Piccola mobilità: dall’INPS nuovi chiarimenti sugli incentivi per l’assunzione

Non è possibile riconoscere le agevolazioni per le assunzioni, effettuate nel 2013, di lavoratori licenziati prima del 2013 né per le proroghe e le trasformazioni a tempo indeterminato, effettuate nel 2013, di rapporti agevolati instaurati prima del 2013
Non è possibile riconoscere le agevolazioni per le assunzioni, effettuate nel 2013, di lavoratori licenziati prima del 2013 né per le proroghe e le trasformazioni a tempo indeterminato, effettuate nel 2013, di rapporti agevolati instaurati prima del 2013

L’INPS torna sugli incentivi per l’assunzione dei lavoratori iscritti nelle liste di mobilità (c.d. “piccola mobilità”) affermando che non è possibile riconoscere le agevolazioni per le assunzioni, effettuate nel 2013, di lavoratori licenziati prima del 2013 né per le proroghe e le trasformazioni a tempo indeterminato, effettuate nel 2013, di rapporti agevolati instaurati prima del 2013.

In particolare l’INPS, con la circolare n. 150 del 25 ottobre 2013, torna su un tema delicato quale le agevolazioni contributive legate alle assunzioni di lavoratori “in mobilità” e ricorda come, per il 2013, non siano state prorogate le norme che prevedono l’iscrizione nelle liste di mobilità dei lavoratori licenziati per giustificato motivo oggettivo né gli incentivi inerenti al loro reimpiego (cosiddetta piccola mobilità).

Già a inizio anno l’Istituto (circolare n. 13/2013) aveva chiarito che non è possibile riconoscere le agevolazioni per le assunzioni, effettuate nel 2013, di lavoratori licenziati nel 2013, riservandosi di fornire indicazioni sulle altre fattispecie.
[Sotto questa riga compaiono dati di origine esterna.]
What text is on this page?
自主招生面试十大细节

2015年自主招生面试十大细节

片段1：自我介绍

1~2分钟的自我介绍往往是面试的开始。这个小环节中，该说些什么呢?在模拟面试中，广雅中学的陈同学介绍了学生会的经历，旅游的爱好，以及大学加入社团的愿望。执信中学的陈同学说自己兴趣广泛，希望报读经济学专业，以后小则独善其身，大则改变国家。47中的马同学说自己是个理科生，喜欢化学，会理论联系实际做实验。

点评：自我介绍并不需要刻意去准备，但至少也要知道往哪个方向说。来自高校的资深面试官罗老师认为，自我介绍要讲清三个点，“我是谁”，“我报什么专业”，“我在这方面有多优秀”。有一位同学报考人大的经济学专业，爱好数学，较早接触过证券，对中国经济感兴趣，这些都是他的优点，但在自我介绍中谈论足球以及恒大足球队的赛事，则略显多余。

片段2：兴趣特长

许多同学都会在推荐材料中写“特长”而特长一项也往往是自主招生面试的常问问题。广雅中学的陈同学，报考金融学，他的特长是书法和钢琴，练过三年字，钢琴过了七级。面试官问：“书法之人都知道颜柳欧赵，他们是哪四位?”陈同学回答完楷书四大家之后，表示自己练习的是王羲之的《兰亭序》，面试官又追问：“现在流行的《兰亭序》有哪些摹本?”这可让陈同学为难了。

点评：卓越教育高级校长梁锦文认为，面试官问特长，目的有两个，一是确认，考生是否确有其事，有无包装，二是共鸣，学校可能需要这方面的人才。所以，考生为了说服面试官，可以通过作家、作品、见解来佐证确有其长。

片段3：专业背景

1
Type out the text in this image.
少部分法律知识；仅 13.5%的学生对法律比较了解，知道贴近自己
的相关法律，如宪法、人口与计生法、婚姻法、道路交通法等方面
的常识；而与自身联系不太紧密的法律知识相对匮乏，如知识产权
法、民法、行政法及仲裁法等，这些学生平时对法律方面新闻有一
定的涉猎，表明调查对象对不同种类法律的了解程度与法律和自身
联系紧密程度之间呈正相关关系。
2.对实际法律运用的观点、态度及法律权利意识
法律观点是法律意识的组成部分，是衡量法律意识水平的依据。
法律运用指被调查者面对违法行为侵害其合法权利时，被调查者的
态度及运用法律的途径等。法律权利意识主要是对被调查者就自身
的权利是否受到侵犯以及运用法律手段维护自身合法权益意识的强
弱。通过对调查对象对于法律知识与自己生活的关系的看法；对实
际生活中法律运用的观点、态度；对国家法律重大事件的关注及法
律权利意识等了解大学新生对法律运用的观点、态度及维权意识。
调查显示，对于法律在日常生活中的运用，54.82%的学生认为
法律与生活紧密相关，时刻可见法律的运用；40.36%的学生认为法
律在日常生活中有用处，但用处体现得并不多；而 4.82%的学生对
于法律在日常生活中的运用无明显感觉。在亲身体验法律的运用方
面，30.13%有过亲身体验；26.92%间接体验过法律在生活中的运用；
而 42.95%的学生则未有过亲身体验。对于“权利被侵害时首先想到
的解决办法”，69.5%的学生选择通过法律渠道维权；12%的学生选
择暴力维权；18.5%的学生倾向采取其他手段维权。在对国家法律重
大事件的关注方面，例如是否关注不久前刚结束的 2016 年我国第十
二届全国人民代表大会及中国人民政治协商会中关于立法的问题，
A seguito dei chiarimenti forniti dal Ministero del Lavoro e delle Politiche Sociali, l’INPS scioglie ora parzialmente la riserva formulata e precisa quanto segue:

  1. non è possibile riconoscere le agevolazioni per le assunzioni, effettuate nel 2013, di lavoratori licenziati prima del 2013;
  2. non è possibile riconoscere le agevolazioni per le proroghe e le trasformazioni a tempo indeterminato, effettuate nel 2013, di rapporti agevolati instaurati prima del 2013;
  3. in via cautelare deve ritenersi anticipata al 31.12.2012 la scadenza dei benefici connessi a rapporti agevolati, instaurati prima del 2013 con lavoratori iscritti nelle liste di mobilità a seguito di licenziamento individuale.

Per le assunzioni, le proroghe e le trasformazioni effettuate nel 2013, riguardanti lavoratori licenziati per giustificato motivo oggettivo, potrà essere fruito l’incentivo previsto dal decreto direttoriale del Ministero del Lavoro n. 264/2013 del 19 aprile 2013 (come modificato dal decreto direttoriale n. 390/2013 del 3 giugno 2013) consistente nell’assegnazione di un bonus di 190 euro. Le condizioni specifiche e le modalità di fruizione di tale beneficio verranno illustrate con circolare di prossima pubblicazione.

Assunzioni in apprendistato, ai sensi dell’ articolo 7, co. 4, d.l.vo 167/2011. La mancata proroga delle norme concernenti la cosiddetta piccola mobilità incide anche sulla disciplina dei rapporti instaurati, ex art. 7, co. 4, d.l.vo n. 167/2011, con apprendisti precedentemente licenziati per giustificato motivo oggettivo ed iscritti nelle liste di mobilità.

Al riguardo, saranno forniti i criteri per individuare la disciplina contributiva applicabile dopo i necessari chiarimenti del Ministero del Lavoro e delle Politiche Sociali.